Le Canada se prépare à étendre l’aide à mourir au milieu d’un débat Par Reuters

© Reuters. PHOTO DE DOSSIER : Le bâtiment de la Cour suprême est photographié à Ottawa le 21 mars 2014. REUTERS/Chris Wattie/File Photo
Par Anna Mehler Paperny
TORONTO (Reuters) – Le Canada se prépare à élargir son cadre d’aide médicale à mourir pour devenir l’un des plus larges au monde, un changement que certains veulent retarder en raison des inquiétudes que les personnes vulnérables ont plus facilement accès à la mort qu’à une vie sans souffrance.

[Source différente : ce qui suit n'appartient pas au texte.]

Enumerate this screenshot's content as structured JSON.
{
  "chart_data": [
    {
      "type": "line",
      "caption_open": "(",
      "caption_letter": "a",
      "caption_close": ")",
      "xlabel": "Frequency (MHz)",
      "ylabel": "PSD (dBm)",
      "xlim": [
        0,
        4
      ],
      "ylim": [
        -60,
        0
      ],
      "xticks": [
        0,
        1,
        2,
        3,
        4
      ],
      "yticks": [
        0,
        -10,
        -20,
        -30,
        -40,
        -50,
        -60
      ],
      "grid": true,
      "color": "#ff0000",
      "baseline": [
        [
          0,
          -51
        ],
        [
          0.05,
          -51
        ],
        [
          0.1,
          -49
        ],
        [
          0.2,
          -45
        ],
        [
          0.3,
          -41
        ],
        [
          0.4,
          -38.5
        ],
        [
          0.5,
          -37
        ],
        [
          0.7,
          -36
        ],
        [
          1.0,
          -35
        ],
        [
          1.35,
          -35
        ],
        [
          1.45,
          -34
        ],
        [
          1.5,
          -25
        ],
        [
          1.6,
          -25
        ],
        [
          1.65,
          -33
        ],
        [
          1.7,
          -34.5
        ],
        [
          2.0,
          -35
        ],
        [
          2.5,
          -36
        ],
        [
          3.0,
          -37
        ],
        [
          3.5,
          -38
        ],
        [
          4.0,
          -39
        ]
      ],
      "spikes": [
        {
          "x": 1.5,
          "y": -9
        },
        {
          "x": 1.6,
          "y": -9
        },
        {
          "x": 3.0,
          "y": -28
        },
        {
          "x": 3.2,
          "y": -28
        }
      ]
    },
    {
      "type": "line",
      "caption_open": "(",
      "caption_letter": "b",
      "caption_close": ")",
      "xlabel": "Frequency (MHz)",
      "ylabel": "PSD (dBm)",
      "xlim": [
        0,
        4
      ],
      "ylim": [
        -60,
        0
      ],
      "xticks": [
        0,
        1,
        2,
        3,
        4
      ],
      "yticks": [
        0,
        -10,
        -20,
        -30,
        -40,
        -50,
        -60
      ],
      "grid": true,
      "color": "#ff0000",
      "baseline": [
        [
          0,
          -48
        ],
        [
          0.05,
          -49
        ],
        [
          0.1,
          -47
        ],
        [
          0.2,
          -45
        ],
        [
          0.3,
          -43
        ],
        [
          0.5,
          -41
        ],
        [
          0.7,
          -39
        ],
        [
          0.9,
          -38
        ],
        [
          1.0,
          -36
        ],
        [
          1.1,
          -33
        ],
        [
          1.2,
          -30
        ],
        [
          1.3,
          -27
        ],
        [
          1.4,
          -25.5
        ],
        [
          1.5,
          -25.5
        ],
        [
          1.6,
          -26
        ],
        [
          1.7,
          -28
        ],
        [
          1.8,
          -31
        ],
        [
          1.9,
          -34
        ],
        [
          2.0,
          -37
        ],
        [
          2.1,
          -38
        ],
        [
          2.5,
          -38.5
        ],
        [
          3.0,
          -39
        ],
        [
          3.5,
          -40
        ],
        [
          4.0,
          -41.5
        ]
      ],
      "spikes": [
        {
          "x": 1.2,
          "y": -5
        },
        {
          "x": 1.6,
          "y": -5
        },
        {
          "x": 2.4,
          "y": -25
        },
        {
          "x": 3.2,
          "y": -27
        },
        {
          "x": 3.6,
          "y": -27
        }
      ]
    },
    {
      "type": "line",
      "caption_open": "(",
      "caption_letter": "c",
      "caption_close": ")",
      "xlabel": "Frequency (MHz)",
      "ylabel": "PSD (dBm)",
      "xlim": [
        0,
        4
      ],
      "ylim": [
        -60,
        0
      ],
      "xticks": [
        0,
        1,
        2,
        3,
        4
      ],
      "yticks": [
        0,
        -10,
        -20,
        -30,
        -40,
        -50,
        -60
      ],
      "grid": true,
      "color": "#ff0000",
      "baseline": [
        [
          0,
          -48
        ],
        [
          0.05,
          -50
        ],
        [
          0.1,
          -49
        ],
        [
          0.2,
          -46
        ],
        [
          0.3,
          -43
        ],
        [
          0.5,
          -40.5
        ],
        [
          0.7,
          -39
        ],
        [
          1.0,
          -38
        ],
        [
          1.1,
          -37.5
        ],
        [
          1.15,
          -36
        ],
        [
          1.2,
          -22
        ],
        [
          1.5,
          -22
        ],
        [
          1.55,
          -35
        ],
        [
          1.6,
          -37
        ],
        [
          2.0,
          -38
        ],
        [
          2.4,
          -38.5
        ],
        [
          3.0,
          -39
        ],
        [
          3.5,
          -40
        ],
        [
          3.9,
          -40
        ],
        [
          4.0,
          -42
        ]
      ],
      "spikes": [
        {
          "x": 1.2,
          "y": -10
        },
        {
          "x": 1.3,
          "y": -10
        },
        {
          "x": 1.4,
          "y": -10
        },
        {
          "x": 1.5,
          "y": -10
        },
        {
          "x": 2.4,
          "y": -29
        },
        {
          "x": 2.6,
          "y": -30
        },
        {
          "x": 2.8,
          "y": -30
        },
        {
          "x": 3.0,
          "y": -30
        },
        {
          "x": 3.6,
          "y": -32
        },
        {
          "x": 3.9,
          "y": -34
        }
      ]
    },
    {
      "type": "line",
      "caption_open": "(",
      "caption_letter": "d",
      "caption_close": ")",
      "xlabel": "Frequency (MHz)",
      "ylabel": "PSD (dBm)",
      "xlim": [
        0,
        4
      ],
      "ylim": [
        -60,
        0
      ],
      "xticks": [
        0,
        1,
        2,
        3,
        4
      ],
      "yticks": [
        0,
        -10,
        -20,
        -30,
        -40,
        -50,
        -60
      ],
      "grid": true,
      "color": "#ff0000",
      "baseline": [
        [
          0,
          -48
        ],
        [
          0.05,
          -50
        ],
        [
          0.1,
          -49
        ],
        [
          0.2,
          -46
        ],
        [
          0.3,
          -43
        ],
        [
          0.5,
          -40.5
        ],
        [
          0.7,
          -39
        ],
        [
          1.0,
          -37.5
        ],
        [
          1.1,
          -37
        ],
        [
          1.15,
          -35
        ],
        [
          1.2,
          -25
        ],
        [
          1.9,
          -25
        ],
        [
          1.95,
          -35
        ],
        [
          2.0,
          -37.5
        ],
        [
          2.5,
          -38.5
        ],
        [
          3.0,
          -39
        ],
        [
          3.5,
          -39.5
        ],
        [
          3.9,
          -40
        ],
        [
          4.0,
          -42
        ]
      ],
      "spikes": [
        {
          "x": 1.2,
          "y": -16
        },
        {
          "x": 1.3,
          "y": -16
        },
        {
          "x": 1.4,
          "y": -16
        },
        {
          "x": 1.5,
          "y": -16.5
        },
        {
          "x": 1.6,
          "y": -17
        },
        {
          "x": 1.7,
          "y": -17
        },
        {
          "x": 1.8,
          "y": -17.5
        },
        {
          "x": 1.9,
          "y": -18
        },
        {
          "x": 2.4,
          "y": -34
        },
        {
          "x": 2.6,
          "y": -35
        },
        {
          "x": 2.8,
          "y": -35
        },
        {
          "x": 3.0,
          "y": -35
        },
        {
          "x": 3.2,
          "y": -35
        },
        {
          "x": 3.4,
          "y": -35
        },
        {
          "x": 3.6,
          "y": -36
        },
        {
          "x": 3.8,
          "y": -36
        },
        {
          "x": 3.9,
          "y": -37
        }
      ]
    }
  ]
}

À partir de mars, les personnes dont la seule condition sous-jacente est la maladie mentale pourront accéder à l’aide à mourir. La maladie mentale a été exclue lorsque la loi la plus récente sur l’aide médicale à mourir (AMM) a été adoptée en 2021.
Cela fera du Canada l’un des six pays au monde où une personne atteinte d’une maladie mentale seule et qui n’est pas près de sa mort naturelle peut trouver un médecin pour l’aider à mourir.

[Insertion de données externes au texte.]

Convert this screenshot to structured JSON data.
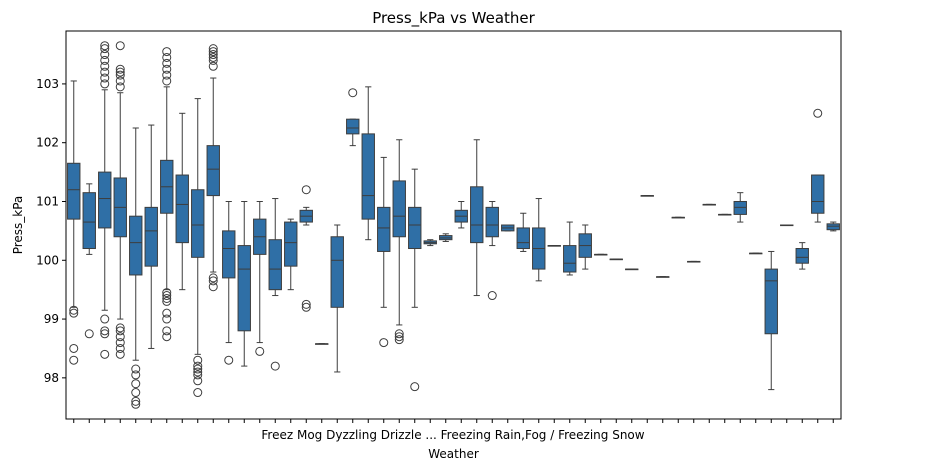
{
  "chart_data": {
    "type": "box",
    "title": "Press_kPa vs Weather",
    "xlabel": "Weather",
    "ylabel": "Press_kPa",
    "ylim": [
      97.3,
      103.9
    ],
    "yticks": [
      98,
      99,
      100,
      101,
      102,
      103
    ],
    "grid": false,
    "box_color": "#2f6fa6",
    "x_tick_labels_text": "Freez Mog Dyzzling Drizzle ... Freezing Rain,Fog / Freezing Snow",
    "categories": [
      {
        "q1": 100.7,
        "med": 101.2,
        "q3": 101.65,
        "wlo": 99.2,
        "whi": 103.05,
        "fliers": [
          99.1,
          99.15,
          98.5,
          98.3
        ]
      },
      {
        "q1": 100.2,
        "med": 100.65,
        "q3": 101.15,
        "wlo": 100.1,
        "whi": 101.3,
        "fliers": [
          98.75
        ]
      },
      {
        "q1": 100.55,
        "med": 101.05,
        "q3": 101.5,
        "wlo": 99.15,
        "whi": 102.9,
        "fliers": [
          98.4,
          98.75,
          98.8,
          99.0,
          103.0,
          103.1,
          103.2,
          103.3,
          103.4,
          103.5,
          103.6,
          103.65
        ]
      },
      {
        "q1": 100.4,
        "med": 100.9,
        "q3": 101.4,
        "wlo": 99.0,
        "whi": 102.85,
        "fliers": [
          98.4,
          98.5,
          98.6,
          98.7,
          98.8,
          98.85,
          102.95,
          103.05,
          103.15,
          103.2,
          103.25,
          103.65
        ]
      },
      {
        "q1": 99.75,
        "med": 100.3,
        "q3": 100.75,
        "wlo": 98.3,
        "whi": 102.25,
        "fliers": [
          97.55,
          97.6,
          97.75,
          97.9,
          98.05,
          98.15
        ]
      },
      {
        "q1": 99.9,
        "med": 100.5,
        "q3": 100.9,
        "wlo": 98.5,
        "whi": 102.3,
        "fliers": []
      },
      {
        "q1": 100.8,
        "med": 101.25,
        "q3": 101.7,
        "wlo": 99.5,
        "whi": 102.95,
        "fliers": [
          98.7,
          98.8,
          99.0,
          99.1,
          99.3,
          99.35,
          99.4,
          99.45,
          103.05,
          103.15,
          103.25,
          103.35,
          103.45,
          103.55
        ]
      },
      {
        "q1": 100.3,
        "med": 100.95,
        "q3": 101.45,
        "wlo": 99.5,
        "whi": 102.5,
        "fliers": []
      },
      {
        "q1": 100.05,
        "med": 100.6,
        "q3": 101.2,
        "wlo": 98.4,
        "whi": 102.75,
        "fliers": [
          97.75,
          97.95,
          98.05,
          98.1,
          98.15,
          98.2,
          98.3
        ]
      },
      {
        "q1": 101.1,
        "med": 101.55,
        "q3": 101.95,
        "wlo": 99.8,
        "whi": 103.1,
        "fliers": [
          99.55,
          99.65,
          99.7,
          103.3,
          103.4,
          103.45,
          103.5,
          103.55,
          103.6
        ]
      },
      {
        "q1": 99.7,
        "med": 100.2,
        "q3": 100.5,
        "wlo": 98.6,
        "whi": 101.0,
        "fliers": [
          98.3
        ]
      },
      {
        "q1": 98.8,
        "med": 99.85,
        "q3": 100.25,
        "wlo": 98.2,
        "whi": 101.0,
        "fliers": []
      },
      {
        "q1": 100.1,
        "med": 100.4,
        "q3": 100.7,
        "wlo": 98.6,
        "whi": 101.0,
        "fliers": [
          98.45
        ]
      },
      {
        "q1": 99.5,
        "med": 99.85,
        "q3": 100.35,
        "wlo": 99.4,
        "whi": 101.05,
        "fliers": [
          98.2
        ]
      },
      {
        "q1": 99.9,
        "med": 100.3,
        "q3": 100.65,
        "wlo": 99.5,
        "whi": 100.7,
        "fliers": []
      },
      {
        "q1": 100.65,
        "med": 100.75,
        "q3": 100.85,
        "wlo": 100.6,
        "whi": 100.9,
        "fliers": [
          101.2,
          99.25,
          99.2
        ]
      },
      {
        "q1": 98.58,
        "med": 98.58,
        "q3": 98.58,
        "wlo": 98.58,
        "whi": 98.58,
        "fliers": []
      },
      {
        "q1": 99.2,
        "med": 100.0,
        "q3": 100.4,
        "wlo": 98.1,
        "whi": 100.6,
        "fliers": []
      },
      {
        "q1": 102.15,
        "med": 102.25,
        "q3": 102.4,
        "wlo": 101.95,
        "whi": 102.4,
        "fliers": [
          102.85
        ]
      },
      {
        "q1": 100.7,
        "med": 101.1,
        "q3": 102.15,
        "wlo": 100.35,
        "whi": 102.95,
        "fliers": []
      },
      {
        "q1": 100.15,
        "med": 100.55,
        "q3": 100.9,
        "wlo": 99.2,
        "whi": 101.75,
        "fliers": [
          98.6
        ]
      },
      {
        "q1": 100.4,
        "med": 100.75,
        "q3": 101.35,
        "wlo": 98.9,
        "whi": 102.05,
        "fliers": [
          98.65,
          98.7,
          98.75
        ]
      },
      {
        "q1": 100.2,
        "med": 100.6,
        "q3": 100.9,
        "wlo": 99.2,
        "whi": 101.55,
        "fliers": [
          97.85
        ]
      },
      {
        "q1": 100.28,
        "med": 100.3,
        "q3": 100.33,
        "wlo": 100.25,
        "whi": 100.35,
        "fliers": []
      },
      {
        "q1": 100.35,
        "med": 100.38,
        "q3": 100.42,
        "wlo": 100.32,
        "whi": 100.45,
        "fliers": []
      },
      {
        "q1": 100.65,
        "med": 100.75,
        "q3": 100.85,
        "wlo": 100.55,
        "whi": 101.0,
        "fliers": []
      },
      {
        "q1": 100.3,
        "med": 100.6,
        "q3": 101.25,
        "wlo": 99.4,
        "whi": 102.05,
        "fliers": []
      },
      {
        "q1": 100.4,
        "med": 100.6,
        "q3": 100.9,
        "wlo": 100.25,
        "whi": 101.0,
        "fliers": [
          99.4
        ]
      },
      {
        "q1": 100.5,
        "med": 100.55,
        "q3": 100.6,
        "wlo": 100.5,
        "whi": 100.6,
        "fliers": []
      },
      {
        "q1": 100.2,
        "med": 100.3,
        "q3": 100.55,
        "wlo": 100.15,
        "whi": 100.8,
        "fliers": []
      },
      {
        "q1": 99.85,
        "med": 100.2,
        "q3": 100.55,
        "wlo": 99.65,
        "whi": 101.05,
        "fliers": []
      },
      {
        "q1": 100.25,
        "med": 100.25,
        "q3": 100.25,
        "wlo": 100.25,
        "whi": 100.25,
        "fliers": []
      },
      {
        "q1": 99.8,
        "med": 99.95,
        "q3": 100.25,
        "wlo": 99.75,
        "whi": 100.65,
        "fliers": []
      },
      {
        "q1": 100.05,
        "med": 100.25,
        "q3": 100.45,
        "wlo": 99.85,
        "whi": 100.6,
        "fliers": []
      },
      {
        "q1": 100.1,
        "med": 100.1,
        "q3": 100.1,
        "wlo": 100.1,
        "whi": 100.1,
        "fliers": []
      },
      {
        "q1": 100.02,
        "med": 100.02,
        "q3": 100.02,
        "wlo": 100.02,
        "whi": 100.02,
        "fliers": []
      },
      {
        "q1": 99.85,
        "med": 99.85,
        "q3": 99.85,
        "wlo": 99.85,
        "whi": 99.85,
        "fliers": []
      },
      {
        "q1": 101.1,
        "med": 101.1,
        "q3": 101.1,
        "wlo": 101.1,
        "whi": 101.1,
        "fliers": []
      },
      {
        "q1": 99.72,
        "med": 99.72,
        "q3": 99.72,
        "wlo": 99.72,
        "whi": 99.72,
        "fliers": []
      },
      {
        "q1": 100.73,
        "med": 100.73,
        "q3": 100.73,
        "wlo": 100.73,
        "whi": 100.73,
        "fliers": []
      },
      {
        "q1": 99.98,
        "med": 99.98,
        "q3": 99.98,
        "wlo": 99.98,
        "whi": 99.98,
        "fliers": []
      },
      {
        "q1": 100.95,
        "med": 100.95,
        "q3": 100.95,
        "wlo": 100.95,
        "whi": 100.95,
        "fliers": []
      },
      {
        "q1": 100.78,
        "med": 100.78,
        "q3": 100.78,
        "wlo": 100.78,
        "whi": 100.78,
        "fliers": []
      },
      {
        "q1": 100.78,
        "med": 100.9,
        "q3": 101.0,
        "wlo": 100.65,
        "whi": 101.15,
        "fliers": []
      },
      {
        "q1": 100.12,
        "med": 100.12,
        "q3": 100.12,
        "wlo": 100.12,
        "whi": 100.12,
        "fliers": []
      },
      {
        "q1": 98.75,
        "med": 99.65,
        "q3": 99.85,
        "wlo": 97.8,
        "whi": 100.15,
        "fliers": []
      },
      {
        "q1": 100.6,
        "med": 100.6,
        "q3": 100.6,
        "wlo": 100.6,
        "whi": 100.6,
        "fliers": []
      },
      {
        "q1": 99.95,
        "med": 100.05,
        "q3": 100.2,
        "wlo": 99.85,
        "whi": 100.3,
        "fliers": []
      },
      {
        "q1": 100.8,
        "med": 101.0,
        "q3": 101.45,
        "wlo": 100.65,
        "whi": 101.45,
        "fliers": [
          102.5
        ]
      },
      {
        "q1": 100.52,
        "med": 100.58,
        "q3": 100.62,
        "wlo": 100.5,
        "whi": 100.65,
        "fliers": []
      }
    ]
  }
}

Les personnes devront toujours postuler et être jugées éligibles par deux cliniciens qui devront déterminer si elles ont une condition irrémédiable leur causant des souffrances intolérables et si elles ont la capacité – si elles comprennent et apprécient leur condition, la décision et ses conséquences.
« Des cas de fatigue de la vie au Canada se produisent », a déclaré Madeline Li, une psychiatre du cancer spécialisée en soins palliatifs qui a mis en place un cadre d’aide à la mort pour son réseau hospitalier de Toronto.
« Je suis devenu très à l’aise avec l’AMM pour les personnes mourantes. Je suis moins à l’aise pour élargir les indications. … Nous avons rendu l’AMM si ouverte que vous pouvez la demander pour pratiquement n’importe quelle raison. »
Plus de 30 000 Canadiens sont morts avec l’assistance médicale depuis qu’elle est devenue légale en 2016 – plus de 10 000 d’entre eux en 2021, ce qui représente 3,3 % des décès canadiens cette année-là, selon les données officielles. La grande majorité ont été jugées proches de leur mort « naturelle ». L’année dernière, 4,5% des décès aux Pays-Bas et 2,4% des décès en Belgique ont été médicalement assistés.
Des cliniciens et des experts travaillent sur un modèle de norme de soins AMM pour la maladie mentale pour les groupes réglementant les cliniciens.
Mais certains demandent que l’expansion soit retardée ; d’autres disent que le système existant est défectueux parce que les personnes souffrant d’un manque de traitement ou de soutien peuvent avoir accès à l’aide à mourir.
Certaines personnes ont déclaré dans des reportages locaux qu’elles demandaient l’aide à mourir parce qu’elles n’avaient pas de logement approprié ou d’autres soutiens.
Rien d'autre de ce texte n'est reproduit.